Bilingual educator has new challenge

For years, Gloria Tuchman has been working to change bilingual education. Now she hopes to change they way schoolchildren eat.

Tuchman, a first-grade teacher at Taft Elementary School in Santa Ana and a member of the National Advisory and Coordinating Council on Bilingual Education, recently was appointed to a two-year term on the National Advisory Council on Child Nutrition.

Child nutrition is a new topic for Tuchman, a veteran of 24 years of teaching English-immersion techniques to children who speak other languages. Tuchman, who is Hispanic, says minority children can learn English relatively quickly using her immersion method.

Bilingual education — in which children learn in their native language and gradually are introduced to English — actually can handicap students by giving them less of a chance to learn the English they need to succeed, she says.

Tuchman, 46, was busy enough before her latest appointment, made by John W. Bode, assistant secretary for food and consumer services for the US Department of Agriculture. She’s also a trustee on the Tustin Unified School District board.

“I still have time to have fun,” she said. “I have a real supportive family.”

The 19-member nutrition council studies the operation of the nation’s child-nutrition program and makes recommendations for change.

Tuchman said her main concern is that “school lunches must taste good and look good, but they also must be nutritious.”

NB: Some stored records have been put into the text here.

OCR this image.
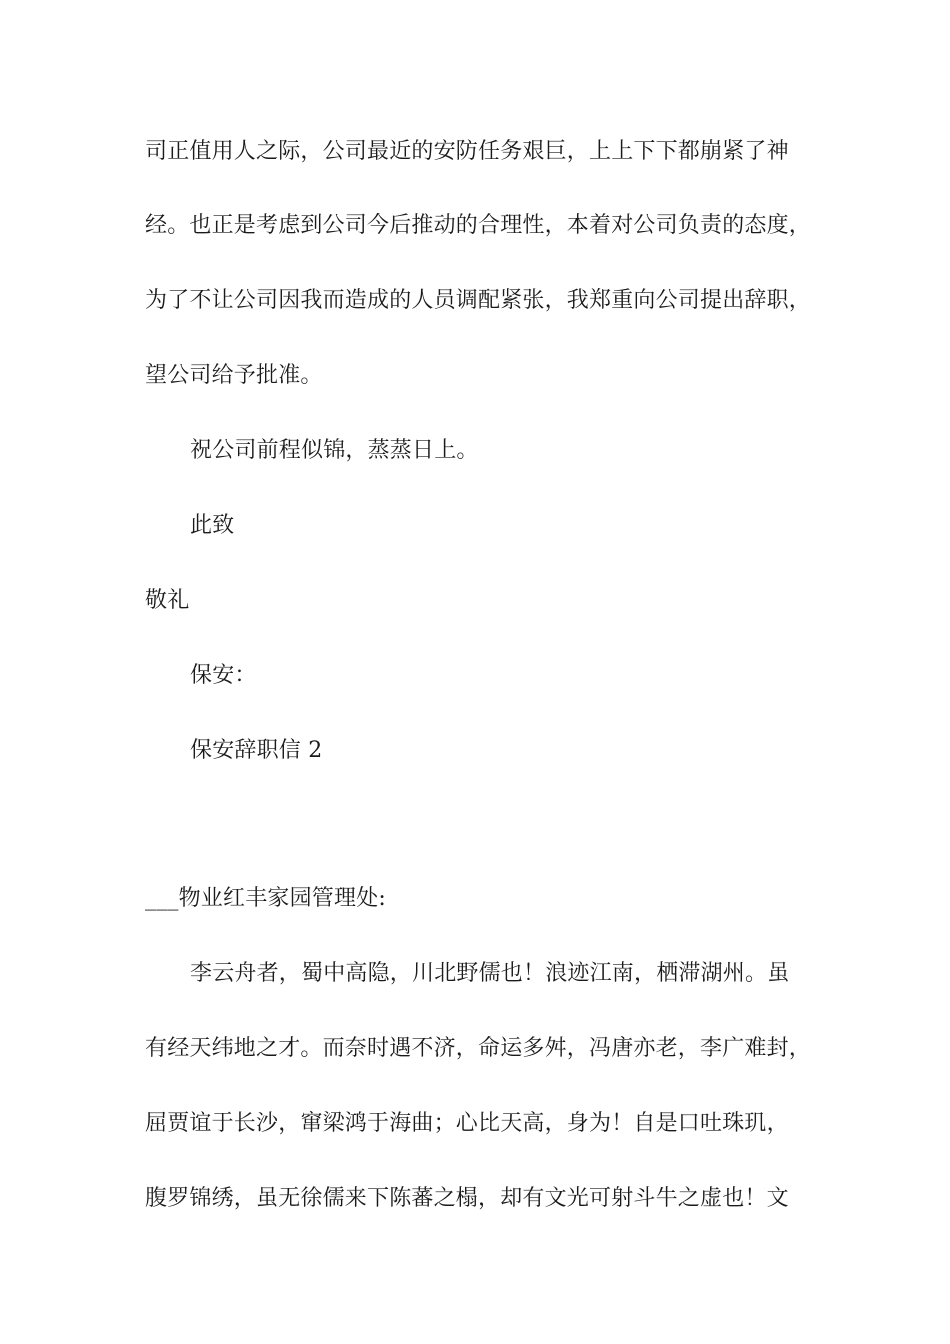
司正值用人之际，公司最近的安防任务艰巨，上上下下都崩紧了神
经。也正是考虑到公司今后推动的合理性，本着对公司负责的态度，
为了不让公司因我而造成的人员调配紧张，我郑重向公司提出辞职，
望公司给予批准。
祝公司前程似锦，蒸蒸日上。
此致
敬礼
保安：
保安辞职信 2
___物业红丰家园管理处:
李云舟者，蜀中高隐，川北野儒也！浪迹江南，栖滞湖州。虽
有经天纬地之才。而奈时遇不济，命运多舛，冯唐亦老，李广难封，
屈贾谊于长沙，窜梁鸿于海曲；心比天高，身为！自是口吐珠玑，
腹罗锦绣，虽无徐儒来下陈蕃之榻，却有文光可射斗牛之虚也！文
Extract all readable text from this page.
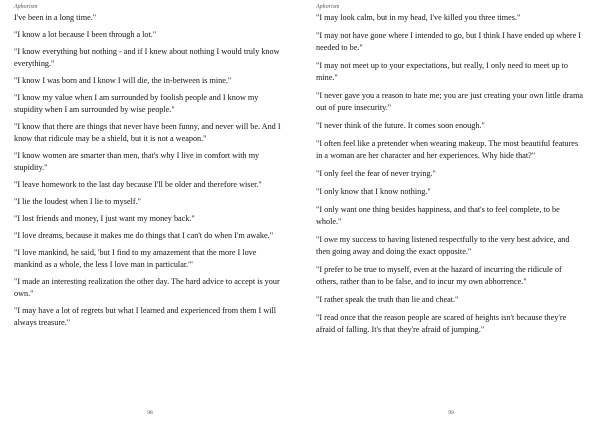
Aphorism
I've been in a long time."
"I know a lot because I been through a lot."
"I know everything but nothing - and if I knew about nothing I would truly know everything."
"I know I was born and I know I will die, the in-between is mine."
"I know my value when I am surrounded by foolish people and I know my stupidity when I am surrounded by wise people."
"I know that there are things that never have been funny, and never will be. And I know that ridicule may be a shield, but it is not a weapon."
"I know women are smarter than men, that's why I live in comfort with my stupidity."
"I leave homework to the last day because I'll be older and therefore wiser."
"I lie the loudest when I lie to myself."
"I lost friends and money, I just want my money back."
"I love dreams, because it makes me do things that I can't do when I'm awake."
"I love mankind, he said, 'but I find to my amazement that the more I love mankind as a whole, the less I love man in particular.'"
"I made an interesting realization the other day. The hard advice to accept is your own."
"I may have a lot of regrets but what I learned and experienced from them I will always treasure."
98
Aphorism
"I may look calm, but in my head, I've killed you three times."
"I may not have gone where I intended to go, but I think I have ended up where I needed to be."
"I may not meet up to your expectations, but really, I only need to meet up to mine."
"I never gave you a reason to hate me; you are just creating your own little drama out of pure insecurity."
"I never think of the future. It comes soon enough."
"I often feel like a pretender when wearing makeup. The most beautiful features in a woman are her character and her experiences. Why hide that?"
"I only feel the fear of never trying."
"I only know that I know nothing."
"I only want one thing besides happiness, and that's to feel complete, to be whole."
"I owe my success to having listened respectfully to the very best advice, and then going away and doing the exact opposite."
"I prefer to be true to myself, even at the hazard of incurring the ridicule of others, rather than to be false, and to incur my own abhorrence."
"I rather speak the truth than lie and cheat."
"I read once that the reason people are scared of heights isn't because they're afraid of falling. It's that they're afraid of jumping."
99
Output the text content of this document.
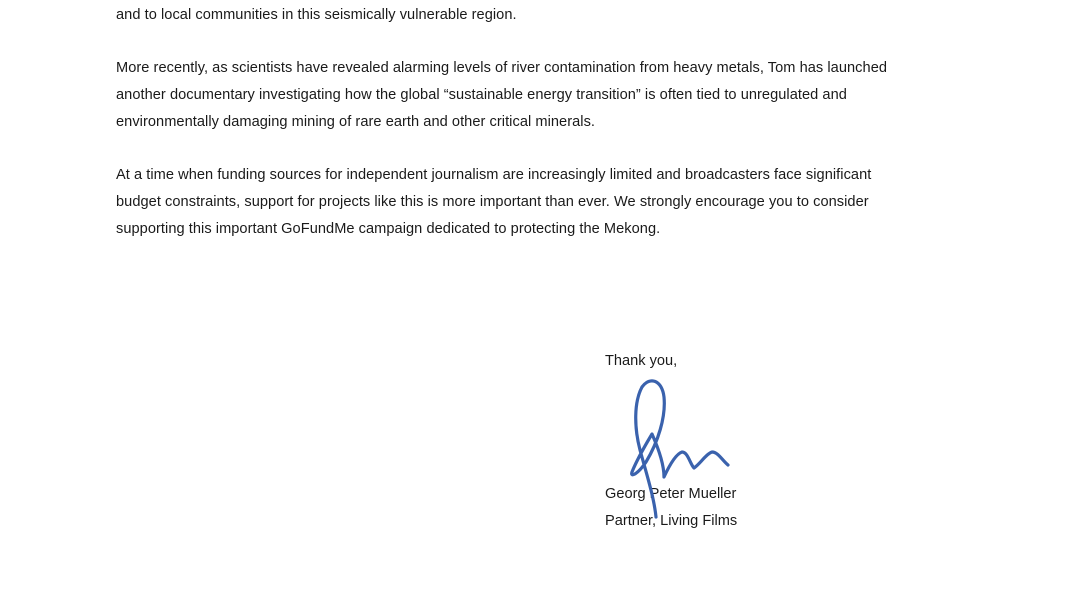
and to local communities in this seismically vulnerable region.

More recently, as scientists have revealed alarming levels of river contamination from heavy metals, Tom has launched
another documentary investigating how the global “sustainable energy transition” is often tied to unregulated and
environmentally damaging mining of rare earth and other critical minerals.

At a time when funding sources for independent journalism are increasingly limited and broadcasters face significant
budget constraints, support for projects like this is more important than ever. We strongly encourage you to consider
supporting this important GoFundMe campaign dedicated to protecting the Mekong.

Thank you,
Georg Peter Mueller
Partner, Living Films
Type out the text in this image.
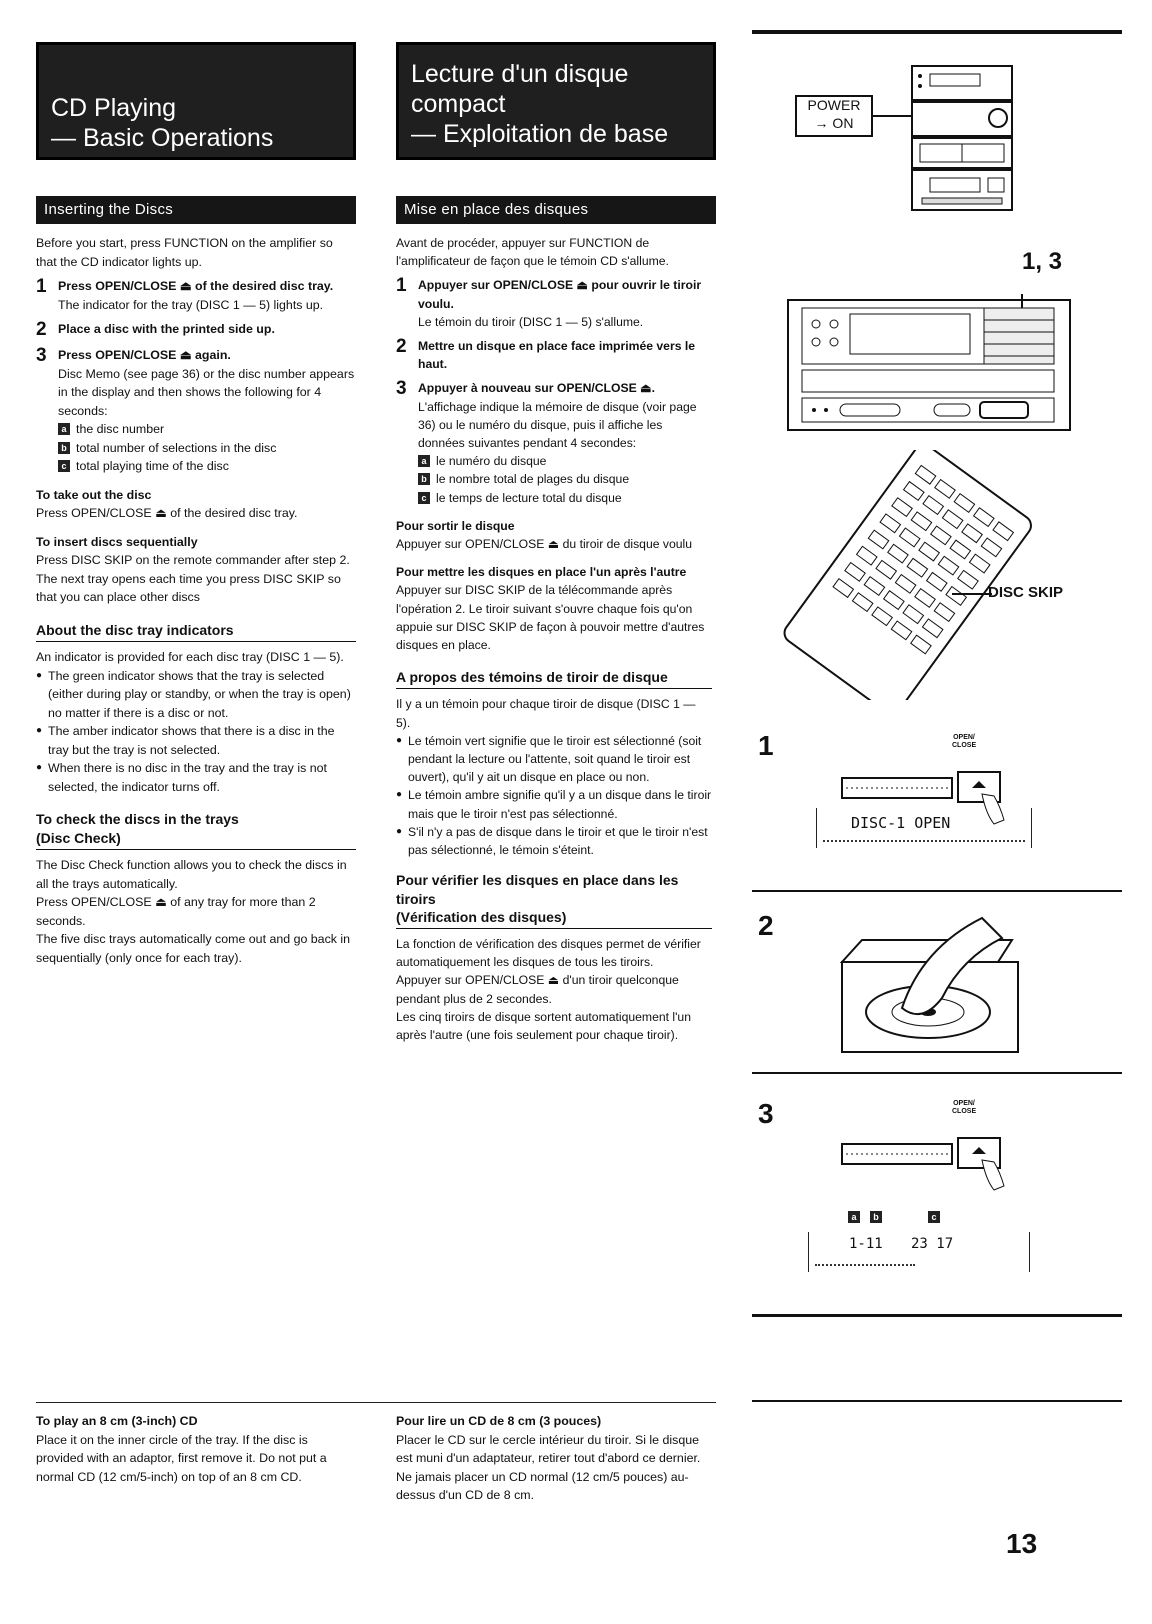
CD Playing
— Basic Operations
Lecture d'un disque
compact
— Exploitation de base
Inserting the Discs	Mise en place des disques

Before you start, press FUNCTION on the amplifier so that the CD indicator lights up.

1 Press OPEN/CLOSE ⏏ of the desired disc tray.
The indicator for the tray (DISC 1 — 5) lights up.
2 Place a disc with the printed side up.
3 Press OPEN/CLOSE ⏏ again.
Disc Memo (see page 36) or the disc number appears in the display and then shows the following for 4 seconds:
a the disc number
b total number of selections in the disc
c total playing time of the disc
To take out the disc

Press OPEN/CLOSE ⏏ of the desired disc tray.

To insert discs sequentially

Press DISC SKIP on the remote commander after step 2. The next tray opens each time you press DISC SKIP so that you can place other discs

About the disc tray indicators
An indicator is provided for each disc tray (DISC 1 — 5).
● The green indicator shows that the tray is selected (either during play or standby, or when the tray is open) no matter if there is a disc or not.
● The amber indicator shows that there is a disc in the tray but the tray is not selected.
● When there is no disc in the tray and the tray is not selected, the indicator turns off.
To check the discs in the trays
(Disc Check)
The Disc Check function allows you to check the discs in all the trays automatically.
Press OPEN/CLOSE ⏏ of any tray for more than 2 seconds.
The five disc trays automatically come out and go back in sequentially (only once for each tray).

Avant de procéder, appuyer sur FUNCTION de l'amplificateur de façon que le témoin CD s'allume.

1 Appuyer sur OPEN/CLOSE ⏏ pour ouvrir le tiroir voulu.
Le témoin du tiroir (DISC 1 — 5) s'allume.
2 Mettre un disque en place face imprimée vers le haut.
3 Appuyer à nouveau sur OPEN/CLOSE ⏏.
L'affichage indique la mémoire de disque (voir page 36) ou le numéro du disque, puis il affiche les données suivantes pendant 4 secondes:
a le numéro du disque
b le nombre total de plages du disque
c le temps de lecture total du disque
Pour sortir le disque

Appuyer sur OPEN/CLOSE ⏏ du tiroir de disque voulu

Pour mettre les disques en place l'un après l'autre

Appuyer sur DISC SKIP de la télécommande après l'opération 2. Le tiroir suivant s'ouvre chaque fois qu'on appuie sur DISC SKIP de façon à pouvoir mettre d'autres disques en place.

A propos des témoins de tiroir de disque
Il y a un témoin pour chaque tiroir de disque (DISC 1 — 5).
● Le témoin vert signifie que le tiroir est sélectionné (soit pendant la lecture ou l'attente, soit quand le tiroir est ouvert), qu'il y ait un disque en place ou non.
● Le témoin ambre signifie qu'il y a un disque dans le tiroir mais que le tiroir n'est pas sélectionné.
● S'il n'y a pas de disque dans le tiroir et que le tiroir n'est pas sélectionné, le témoin s'éteint.
Pour vérifier les disques en place dans les tiroirs
(Vérification des disques)
La fonction de vérification des disques permet de vérifier automatiquement les disques de tous les tiroirs.
Appuyer sur OPEN/CLOSE ⏏ d'un tiroir quelconque pendant plus de 2 secondes.
Les cinq tiroirs de disque sortent automatiquement l'un après l'autre (une fois seulement pour chaque tiroir).
To play an 8 cm (3-inch) CD
Place it on the inner circle of the tray. If the disc is provided with an adaptor, first remove it. Do not put a normal CD (12 cm/5-inch) on top of an 8 cm CD.
Pour lire un CD de 8 cm (3 pouces)
Placer le CD sur le cercle intérieur du tiroir. Si le disque est muni d'un adaptateur, retirer tout d'abord ce dernier. Ne jamais placer un CD normal (12 cm/5 pouces) au-dessus d'un CD de 8 cm.
POWER
→ ON
1, 3
DISC SKIP
1	OPEN/ CLOSE
DISC-1 OPEN
2
3	OPEN/ CLOSE
a	b	c
1-11 23 17
13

A resident of North Tustin and mother of two, Tuchman is married to the assistant principal at Sierra Intermediate School in Santa Ana. She has been nominated for teacher of the year at her school. She also serves as treasurer on the Hispanic School Board Caucus.

Tuchman’s views have attracted some opposition from supporters of bilingual education, but she isn’t afraid to speak out on issues that concern her, she said. She was appointed to the bilingual council in November by Education Secretary William Bennett.

“I’m not one to sit back and let things go by,” said Tuchman, who has been featured in USA Today, the Christian Science Monitor and other publications.

Her classes often include students who speak various languages, including Vietnamese, Khmer, Hmong, Laotian, Cantonese, French and Farsi, along with Spanish. But English is the only language she wants to hear in the classroom. Her techniques move the students slowly but surely toward speaking English, starting with simple words.

“Minority students are a challenge for me. We are told they can’t perform because of economic circumstance. I don’t buy into that. A child is a child,” she said.